Sans le savoir, Julie et Charles ont incarné malgré eux ce paradoxe moderne : choisir quelqu’un qui semble plus sûr que bouleversant.
Au départ, Julie explique qu’elle n’était pas attirée par Charles, mais qu’elle voulait dépasser ses critères physiques. Son discours sincère résonne avec celui de toute une génération fatiguée des jeux de séduction, prête à troquer la passion pour la stabilité.
Mais dans cette dynamique, l’amour se construit parfois sur un déséquilibre invisible :
- l’un.e se sent chanceux.se,
- l’autre se croit sage.
- Et quand le rapport de force s’inverse, tout s’écroule.
Charles, de son côté, dit avoir eu besoin d’espace, de distance, évoquant un manque de respect et d’équilibre.
Leur histoire, vue sous le prisme du shrekking, met en lumière une vérité dérangeante : quand on choisit l’autre pour se protéger, on finit souvent par se blesser autrement.
Aimer pour dominer ou pour exister ?
Le shrekking révèle surtout une peur contemporaine : celle d’être vulnérable.
Dans un monde où l’on compare tout (corps, carrières, désirs), choisir un.e partenaire moins désirable devient une stratégie de contrôle.
On pense limiter le risque d’être quitté.e, mais on recrée simplement une hiérarchie des corps : celui qui vaut plus et celui qui doit prouver.
L’amour n’est plus un pari, c’est une couverture.

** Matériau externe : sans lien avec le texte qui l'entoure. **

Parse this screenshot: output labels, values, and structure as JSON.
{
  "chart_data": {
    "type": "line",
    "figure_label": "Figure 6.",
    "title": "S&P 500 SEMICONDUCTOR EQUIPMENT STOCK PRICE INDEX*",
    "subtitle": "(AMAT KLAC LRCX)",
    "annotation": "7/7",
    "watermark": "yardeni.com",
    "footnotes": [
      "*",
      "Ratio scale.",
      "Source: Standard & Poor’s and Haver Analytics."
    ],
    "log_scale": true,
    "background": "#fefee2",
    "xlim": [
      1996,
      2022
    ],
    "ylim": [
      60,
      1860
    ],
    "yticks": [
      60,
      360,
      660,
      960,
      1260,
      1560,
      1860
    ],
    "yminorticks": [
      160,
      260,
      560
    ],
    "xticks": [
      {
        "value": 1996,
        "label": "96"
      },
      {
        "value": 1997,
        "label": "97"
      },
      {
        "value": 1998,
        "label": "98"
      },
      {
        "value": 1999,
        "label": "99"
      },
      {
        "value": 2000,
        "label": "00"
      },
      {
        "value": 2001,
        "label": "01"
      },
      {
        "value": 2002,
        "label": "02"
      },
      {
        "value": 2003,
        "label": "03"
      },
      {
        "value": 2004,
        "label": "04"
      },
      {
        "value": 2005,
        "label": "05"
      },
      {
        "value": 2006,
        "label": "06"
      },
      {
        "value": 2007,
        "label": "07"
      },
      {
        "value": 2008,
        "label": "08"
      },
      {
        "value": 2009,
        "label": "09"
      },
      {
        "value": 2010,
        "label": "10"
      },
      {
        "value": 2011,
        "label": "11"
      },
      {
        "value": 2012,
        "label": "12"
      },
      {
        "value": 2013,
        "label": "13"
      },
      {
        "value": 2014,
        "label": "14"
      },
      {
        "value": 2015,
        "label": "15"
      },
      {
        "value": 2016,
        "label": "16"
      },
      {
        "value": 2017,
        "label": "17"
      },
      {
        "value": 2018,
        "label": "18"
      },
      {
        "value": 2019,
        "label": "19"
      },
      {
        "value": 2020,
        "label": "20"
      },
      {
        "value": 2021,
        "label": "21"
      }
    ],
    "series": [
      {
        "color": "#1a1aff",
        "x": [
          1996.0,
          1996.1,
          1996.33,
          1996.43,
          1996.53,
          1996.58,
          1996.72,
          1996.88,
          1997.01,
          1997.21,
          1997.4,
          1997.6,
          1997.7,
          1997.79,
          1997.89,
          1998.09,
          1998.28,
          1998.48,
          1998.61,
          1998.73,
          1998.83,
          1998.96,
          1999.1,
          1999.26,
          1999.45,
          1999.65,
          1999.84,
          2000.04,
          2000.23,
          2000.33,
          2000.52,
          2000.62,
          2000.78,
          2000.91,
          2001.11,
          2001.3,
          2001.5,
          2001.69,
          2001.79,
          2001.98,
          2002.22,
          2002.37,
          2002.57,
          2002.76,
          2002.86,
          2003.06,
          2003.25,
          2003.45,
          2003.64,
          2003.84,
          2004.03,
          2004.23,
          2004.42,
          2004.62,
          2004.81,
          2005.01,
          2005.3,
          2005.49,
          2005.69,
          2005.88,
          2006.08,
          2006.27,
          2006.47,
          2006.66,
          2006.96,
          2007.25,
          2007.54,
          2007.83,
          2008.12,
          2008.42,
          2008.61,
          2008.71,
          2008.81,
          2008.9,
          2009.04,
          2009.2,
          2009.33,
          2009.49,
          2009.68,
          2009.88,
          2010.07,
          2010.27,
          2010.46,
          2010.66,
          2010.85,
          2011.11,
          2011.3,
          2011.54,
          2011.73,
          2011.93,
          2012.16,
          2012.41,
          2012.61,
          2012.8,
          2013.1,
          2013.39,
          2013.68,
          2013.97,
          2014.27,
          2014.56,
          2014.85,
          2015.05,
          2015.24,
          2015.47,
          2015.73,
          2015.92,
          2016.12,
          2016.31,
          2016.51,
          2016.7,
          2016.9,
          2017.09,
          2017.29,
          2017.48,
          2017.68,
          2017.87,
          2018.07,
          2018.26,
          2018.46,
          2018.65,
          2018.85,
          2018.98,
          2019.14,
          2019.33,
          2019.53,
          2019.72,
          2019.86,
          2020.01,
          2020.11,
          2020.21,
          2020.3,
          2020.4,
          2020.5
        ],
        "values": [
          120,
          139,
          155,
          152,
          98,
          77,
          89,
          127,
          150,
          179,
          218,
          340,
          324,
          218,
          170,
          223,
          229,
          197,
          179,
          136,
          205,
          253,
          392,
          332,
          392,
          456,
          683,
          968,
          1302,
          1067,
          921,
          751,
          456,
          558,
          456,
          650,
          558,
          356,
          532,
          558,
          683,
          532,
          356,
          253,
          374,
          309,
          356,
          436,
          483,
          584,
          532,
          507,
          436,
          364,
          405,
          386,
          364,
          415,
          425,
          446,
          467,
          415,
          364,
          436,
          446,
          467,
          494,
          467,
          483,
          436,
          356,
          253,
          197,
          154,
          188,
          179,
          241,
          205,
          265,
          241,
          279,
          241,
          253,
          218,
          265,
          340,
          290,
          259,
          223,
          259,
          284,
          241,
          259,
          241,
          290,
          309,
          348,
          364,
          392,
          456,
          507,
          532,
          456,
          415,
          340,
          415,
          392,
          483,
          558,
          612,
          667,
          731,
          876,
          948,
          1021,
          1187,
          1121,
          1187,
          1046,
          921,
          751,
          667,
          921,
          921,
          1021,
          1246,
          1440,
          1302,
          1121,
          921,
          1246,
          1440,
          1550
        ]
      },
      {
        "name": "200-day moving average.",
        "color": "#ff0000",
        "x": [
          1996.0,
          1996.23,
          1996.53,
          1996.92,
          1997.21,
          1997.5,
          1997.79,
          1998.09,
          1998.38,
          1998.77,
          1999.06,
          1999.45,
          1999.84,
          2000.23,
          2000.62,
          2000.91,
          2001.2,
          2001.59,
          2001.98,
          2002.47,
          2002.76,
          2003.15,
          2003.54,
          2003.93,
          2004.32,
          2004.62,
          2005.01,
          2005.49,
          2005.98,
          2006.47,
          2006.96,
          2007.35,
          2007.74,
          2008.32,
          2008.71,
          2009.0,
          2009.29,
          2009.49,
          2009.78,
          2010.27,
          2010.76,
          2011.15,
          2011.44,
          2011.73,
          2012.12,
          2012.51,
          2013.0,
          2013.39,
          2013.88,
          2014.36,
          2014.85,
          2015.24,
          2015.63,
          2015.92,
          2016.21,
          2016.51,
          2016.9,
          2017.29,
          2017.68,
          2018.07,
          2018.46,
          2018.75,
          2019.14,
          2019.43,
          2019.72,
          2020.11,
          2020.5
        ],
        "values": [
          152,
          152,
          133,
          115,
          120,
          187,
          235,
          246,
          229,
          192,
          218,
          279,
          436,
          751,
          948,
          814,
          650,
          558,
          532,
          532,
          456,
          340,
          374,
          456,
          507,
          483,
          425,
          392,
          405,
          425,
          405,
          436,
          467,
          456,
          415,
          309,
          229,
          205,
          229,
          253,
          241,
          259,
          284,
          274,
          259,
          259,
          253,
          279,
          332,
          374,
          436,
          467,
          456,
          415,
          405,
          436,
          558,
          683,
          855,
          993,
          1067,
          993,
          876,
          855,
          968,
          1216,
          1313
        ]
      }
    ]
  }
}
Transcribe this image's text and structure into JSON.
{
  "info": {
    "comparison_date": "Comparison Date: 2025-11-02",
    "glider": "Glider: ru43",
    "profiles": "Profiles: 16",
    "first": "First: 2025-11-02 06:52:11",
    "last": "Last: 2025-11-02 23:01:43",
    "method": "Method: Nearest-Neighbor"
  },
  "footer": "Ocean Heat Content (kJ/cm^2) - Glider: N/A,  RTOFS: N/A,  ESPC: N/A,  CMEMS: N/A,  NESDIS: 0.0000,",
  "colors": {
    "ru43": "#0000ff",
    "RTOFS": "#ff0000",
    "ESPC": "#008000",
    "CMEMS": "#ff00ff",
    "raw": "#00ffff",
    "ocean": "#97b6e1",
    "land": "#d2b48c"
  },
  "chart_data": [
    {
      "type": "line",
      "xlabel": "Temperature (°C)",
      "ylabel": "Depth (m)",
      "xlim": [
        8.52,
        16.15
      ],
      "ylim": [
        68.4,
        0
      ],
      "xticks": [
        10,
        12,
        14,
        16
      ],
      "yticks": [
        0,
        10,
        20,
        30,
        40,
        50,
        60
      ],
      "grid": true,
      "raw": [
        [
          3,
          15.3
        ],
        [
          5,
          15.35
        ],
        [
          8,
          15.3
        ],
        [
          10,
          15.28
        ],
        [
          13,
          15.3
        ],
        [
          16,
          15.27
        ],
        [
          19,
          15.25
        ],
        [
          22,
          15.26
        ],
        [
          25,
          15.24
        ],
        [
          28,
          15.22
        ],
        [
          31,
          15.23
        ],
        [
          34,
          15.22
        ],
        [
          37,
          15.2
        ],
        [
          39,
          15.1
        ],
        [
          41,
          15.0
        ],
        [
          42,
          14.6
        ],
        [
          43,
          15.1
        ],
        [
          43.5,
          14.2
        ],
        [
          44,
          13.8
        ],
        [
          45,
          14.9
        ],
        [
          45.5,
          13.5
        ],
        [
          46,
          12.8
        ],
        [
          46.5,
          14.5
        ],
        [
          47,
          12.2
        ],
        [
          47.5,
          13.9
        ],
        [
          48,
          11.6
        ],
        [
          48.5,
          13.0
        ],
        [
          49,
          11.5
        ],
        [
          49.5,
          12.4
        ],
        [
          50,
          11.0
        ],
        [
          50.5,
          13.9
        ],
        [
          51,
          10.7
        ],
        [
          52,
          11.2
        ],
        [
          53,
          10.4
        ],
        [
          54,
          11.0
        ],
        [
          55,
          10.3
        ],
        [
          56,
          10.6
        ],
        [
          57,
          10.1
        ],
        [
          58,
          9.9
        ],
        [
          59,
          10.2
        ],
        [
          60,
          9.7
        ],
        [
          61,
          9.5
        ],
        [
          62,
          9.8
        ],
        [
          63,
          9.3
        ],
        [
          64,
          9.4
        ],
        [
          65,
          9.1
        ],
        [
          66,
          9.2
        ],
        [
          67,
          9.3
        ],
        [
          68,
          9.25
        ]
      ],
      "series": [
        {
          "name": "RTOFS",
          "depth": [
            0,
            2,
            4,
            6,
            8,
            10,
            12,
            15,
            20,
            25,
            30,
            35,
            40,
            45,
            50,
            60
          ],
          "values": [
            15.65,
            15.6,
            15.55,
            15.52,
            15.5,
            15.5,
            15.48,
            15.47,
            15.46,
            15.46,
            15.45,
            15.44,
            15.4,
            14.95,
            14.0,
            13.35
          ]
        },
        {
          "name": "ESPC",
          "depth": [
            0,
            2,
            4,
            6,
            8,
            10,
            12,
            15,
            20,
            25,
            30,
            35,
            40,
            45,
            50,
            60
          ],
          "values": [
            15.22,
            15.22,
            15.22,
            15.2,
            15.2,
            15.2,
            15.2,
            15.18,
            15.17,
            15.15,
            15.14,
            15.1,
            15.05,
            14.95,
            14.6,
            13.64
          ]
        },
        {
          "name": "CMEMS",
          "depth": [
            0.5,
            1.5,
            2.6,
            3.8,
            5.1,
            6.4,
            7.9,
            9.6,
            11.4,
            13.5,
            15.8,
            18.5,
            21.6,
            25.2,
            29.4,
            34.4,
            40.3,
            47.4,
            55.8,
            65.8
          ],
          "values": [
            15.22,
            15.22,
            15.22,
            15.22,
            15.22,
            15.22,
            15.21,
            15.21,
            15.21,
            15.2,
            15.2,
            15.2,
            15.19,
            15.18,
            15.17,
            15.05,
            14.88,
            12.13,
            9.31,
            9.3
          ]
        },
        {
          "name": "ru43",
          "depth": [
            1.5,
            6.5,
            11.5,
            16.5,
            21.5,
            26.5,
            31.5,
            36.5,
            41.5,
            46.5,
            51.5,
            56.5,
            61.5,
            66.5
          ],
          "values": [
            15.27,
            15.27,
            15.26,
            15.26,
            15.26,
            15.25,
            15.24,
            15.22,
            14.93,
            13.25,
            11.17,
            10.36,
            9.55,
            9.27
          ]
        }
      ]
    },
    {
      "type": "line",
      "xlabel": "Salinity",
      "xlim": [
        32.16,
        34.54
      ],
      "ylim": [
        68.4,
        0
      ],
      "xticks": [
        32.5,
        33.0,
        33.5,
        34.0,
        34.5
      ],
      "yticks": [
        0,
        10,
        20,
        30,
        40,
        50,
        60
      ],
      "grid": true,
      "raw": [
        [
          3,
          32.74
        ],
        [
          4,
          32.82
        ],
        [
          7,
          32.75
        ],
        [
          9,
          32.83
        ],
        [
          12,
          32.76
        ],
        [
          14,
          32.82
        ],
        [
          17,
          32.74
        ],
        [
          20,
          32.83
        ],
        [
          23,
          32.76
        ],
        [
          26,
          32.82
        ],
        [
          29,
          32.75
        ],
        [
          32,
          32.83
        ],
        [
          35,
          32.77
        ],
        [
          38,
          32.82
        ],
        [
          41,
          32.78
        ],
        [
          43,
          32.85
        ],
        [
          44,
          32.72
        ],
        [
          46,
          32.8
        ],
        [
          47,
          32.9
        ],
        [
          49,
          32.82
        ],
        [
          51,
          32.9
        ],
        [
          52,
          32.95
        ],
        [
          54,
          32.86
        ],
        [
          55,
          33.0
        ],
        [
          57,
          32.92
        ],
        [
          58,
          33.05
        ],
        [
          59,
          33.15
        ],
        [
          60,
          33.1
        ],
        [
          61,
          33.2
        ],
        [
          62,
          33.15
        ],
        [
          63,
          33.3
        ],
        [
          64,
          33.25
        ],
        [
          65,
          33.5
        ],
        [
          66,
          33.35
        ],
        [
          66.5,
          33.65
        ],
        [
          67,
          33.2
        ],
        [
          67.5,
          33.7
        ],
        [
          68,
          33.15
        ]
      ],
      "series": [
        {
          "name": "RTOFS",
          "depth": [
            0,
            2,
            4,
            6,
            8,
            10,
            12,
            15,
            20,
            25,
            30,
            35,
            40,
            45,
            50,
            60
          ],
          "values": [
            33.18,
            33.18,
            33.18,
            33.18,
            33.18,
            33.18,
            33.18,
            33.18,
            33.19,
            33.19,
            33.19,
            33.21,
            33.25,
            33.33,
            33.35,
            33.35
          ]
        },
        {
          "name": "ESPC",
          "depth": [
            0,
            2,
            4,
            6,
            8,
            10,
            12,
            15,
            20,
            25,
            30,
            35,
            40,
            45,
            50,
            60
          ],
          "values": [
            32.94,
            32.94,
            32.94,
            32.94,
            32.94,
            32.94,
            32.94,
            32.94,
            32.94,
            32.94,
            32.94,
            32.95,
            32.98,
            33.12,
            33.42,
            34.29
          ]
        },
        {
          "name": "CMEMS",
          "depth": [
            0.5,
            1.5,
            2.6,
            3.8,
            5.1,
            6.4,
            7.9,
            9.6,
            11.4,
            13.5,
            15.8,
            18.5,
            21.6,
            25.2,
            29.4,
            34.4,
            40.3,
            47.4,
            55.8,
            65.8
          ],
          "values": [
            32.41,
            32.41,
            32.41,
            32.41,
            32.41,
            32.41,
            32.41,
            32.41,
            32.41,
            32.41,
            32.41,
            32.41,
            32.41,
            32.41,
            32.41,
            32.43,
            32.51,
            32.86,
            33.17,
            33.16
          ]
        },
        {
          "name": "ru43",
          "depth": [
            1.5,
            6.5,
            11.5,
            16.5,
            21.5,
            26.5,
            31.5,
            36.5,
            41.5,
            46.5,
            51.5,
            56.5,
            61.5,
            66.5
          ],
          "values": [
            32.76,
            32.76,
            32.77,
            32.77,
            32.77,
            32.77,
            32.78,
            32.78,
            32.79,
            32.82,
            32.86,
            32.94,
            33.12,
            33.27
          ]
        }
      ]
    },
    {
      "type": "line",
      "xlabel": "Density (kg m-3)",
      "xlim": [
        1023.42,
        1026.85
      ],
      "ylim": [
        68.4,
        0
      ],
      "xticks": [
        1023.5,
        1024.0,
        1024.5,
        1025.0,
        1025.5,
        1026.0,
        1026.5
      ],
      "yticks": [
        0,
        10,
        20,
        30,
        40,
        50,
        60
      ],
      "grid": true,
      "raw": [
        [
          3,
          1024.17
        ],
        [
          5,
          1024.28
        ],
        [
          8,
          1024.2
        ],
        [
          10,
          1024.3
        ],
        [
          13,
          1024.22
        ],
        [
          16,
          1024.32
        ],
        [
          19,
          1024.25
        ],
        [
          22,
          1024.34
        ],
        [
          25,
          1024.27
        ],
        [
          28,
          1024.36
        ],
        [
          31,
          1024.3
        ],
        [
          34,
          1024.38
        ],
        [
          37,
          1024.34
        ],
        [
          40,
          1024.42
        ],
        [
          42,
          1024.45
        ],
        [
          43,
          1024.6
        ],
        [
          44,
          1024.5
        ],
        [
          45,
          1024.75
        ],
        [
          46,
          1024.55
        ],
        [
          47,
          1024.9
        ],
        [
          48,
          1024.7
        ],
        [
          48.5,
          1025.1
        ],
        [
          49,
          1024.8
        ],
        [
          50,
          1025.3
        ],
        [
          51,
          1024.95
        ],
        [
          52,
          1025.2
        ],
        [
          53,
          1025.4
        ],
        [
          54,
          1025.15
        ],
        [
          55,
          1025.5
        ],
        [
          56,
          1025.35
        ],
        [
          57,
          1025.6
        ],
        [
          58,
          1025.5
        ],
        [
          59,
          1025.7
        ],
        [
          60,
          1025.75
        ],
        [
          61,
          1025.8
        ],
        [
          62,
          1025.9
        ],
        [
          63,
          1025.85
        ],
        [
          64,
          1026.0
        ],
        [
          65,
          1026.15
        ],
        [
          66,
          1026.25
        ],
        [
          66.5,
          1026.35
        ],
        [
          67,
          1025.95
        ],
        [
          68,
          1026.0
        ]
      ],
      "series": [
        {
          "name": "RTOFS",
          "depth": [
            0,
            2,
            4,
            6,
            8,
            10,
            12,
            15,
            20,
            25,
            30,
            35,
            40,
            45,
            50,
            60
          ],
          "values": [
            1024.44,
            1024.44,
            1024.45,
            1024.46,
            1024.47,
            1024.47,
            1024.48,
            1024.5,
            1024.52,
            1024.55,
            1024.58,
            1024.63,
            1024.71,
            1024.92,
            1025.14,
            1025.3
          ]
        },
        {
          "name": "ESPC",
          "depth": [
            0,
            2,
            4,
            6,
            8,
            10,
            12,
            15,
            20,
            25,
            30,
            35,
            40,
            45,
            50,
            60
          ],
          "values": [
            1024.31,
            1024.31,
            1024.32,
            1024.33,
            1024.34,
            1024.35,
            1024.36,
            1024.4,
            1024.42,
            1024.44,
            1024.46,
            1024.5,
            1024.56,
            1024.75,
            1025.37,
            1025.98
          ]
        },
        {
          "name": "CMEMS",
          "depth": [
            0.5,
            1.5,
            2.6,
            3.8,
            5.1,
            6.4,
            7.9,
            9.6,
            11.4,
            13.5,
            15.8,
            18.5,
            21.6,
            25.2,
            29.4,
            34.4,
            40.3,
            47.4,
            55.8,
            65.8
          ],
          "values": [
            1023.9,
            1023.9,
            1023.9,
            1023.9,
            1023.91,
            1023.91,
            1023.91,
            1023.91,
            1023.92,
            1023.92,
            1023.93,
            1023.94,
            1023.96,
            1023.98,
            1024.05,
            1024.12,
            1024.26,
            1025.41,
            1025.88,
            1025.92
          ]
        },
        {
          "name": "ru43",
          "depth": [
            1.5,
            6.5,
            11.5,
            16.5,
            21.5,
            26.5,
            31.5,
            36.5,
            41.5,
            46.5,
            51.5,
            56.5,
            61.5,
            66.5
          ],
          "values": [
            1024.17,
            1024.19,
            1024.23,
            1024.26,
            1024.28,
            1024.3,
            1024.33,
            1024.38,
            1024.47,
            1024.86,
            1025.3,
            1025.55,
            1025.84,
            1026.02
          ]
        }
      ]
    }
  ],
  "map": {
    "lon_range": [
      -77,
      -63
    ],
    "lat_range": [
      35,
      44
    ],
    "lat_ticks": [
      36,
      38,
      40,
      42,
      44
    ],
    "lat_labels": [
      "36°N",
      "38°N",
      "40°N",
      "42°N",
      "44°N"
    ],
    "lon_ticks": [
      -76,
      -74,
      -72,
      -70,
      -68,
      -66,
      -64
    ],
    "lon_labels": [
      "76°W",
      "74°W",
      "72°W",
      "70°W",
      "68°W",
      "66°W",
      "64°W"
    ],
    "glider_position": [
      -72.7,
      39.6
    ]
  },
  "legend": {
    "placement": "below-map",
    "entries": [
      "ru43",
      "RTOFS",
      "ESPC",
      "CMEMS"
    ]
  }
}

Cette logique s’inscrit dans un contexte plus large : la rentabilité émotionnelle. On veut de la fiabilité, du rendement affectif et le tout sans drama. Mais à force de minimiser les risques, on éteint aussi la part de désir, de hasard, d’inconfort, qui fait justement la beauté de la rencontre.
Les leçons à tirer de Love is Blind France
L’émission, censée prouver que l’amour va au-delà des apparences, révèle surtout à quel point elles continuent de nous obséder.
Même derrière un mur, on reste prisonnier.ère de nos réflexes de classement : qui attire le plus ? qui mérite qui ? Et si Love is Blind France séduit autant, c’est peut-être parce qu’elle met le doigt sur cette contradiction : on rêve d’un amour vrai, mais on le vit avec la peur de perdre.
En résumé
Le shrekking n’est pas une mode, c’est un miroir. Il est le reflet d’une époque où la vulnérabilité semble dangereuse, où la séduction devient un calcul et où l’amour se transforme en stratégie.
Mais Love is Blind France rappelle aussi qu’aucune précaution n’annule le risque : aimer, c’est s’exposer.
Et c’est précisément ce qui, malgré tout, fait encore de l’amour la plus belle des folies.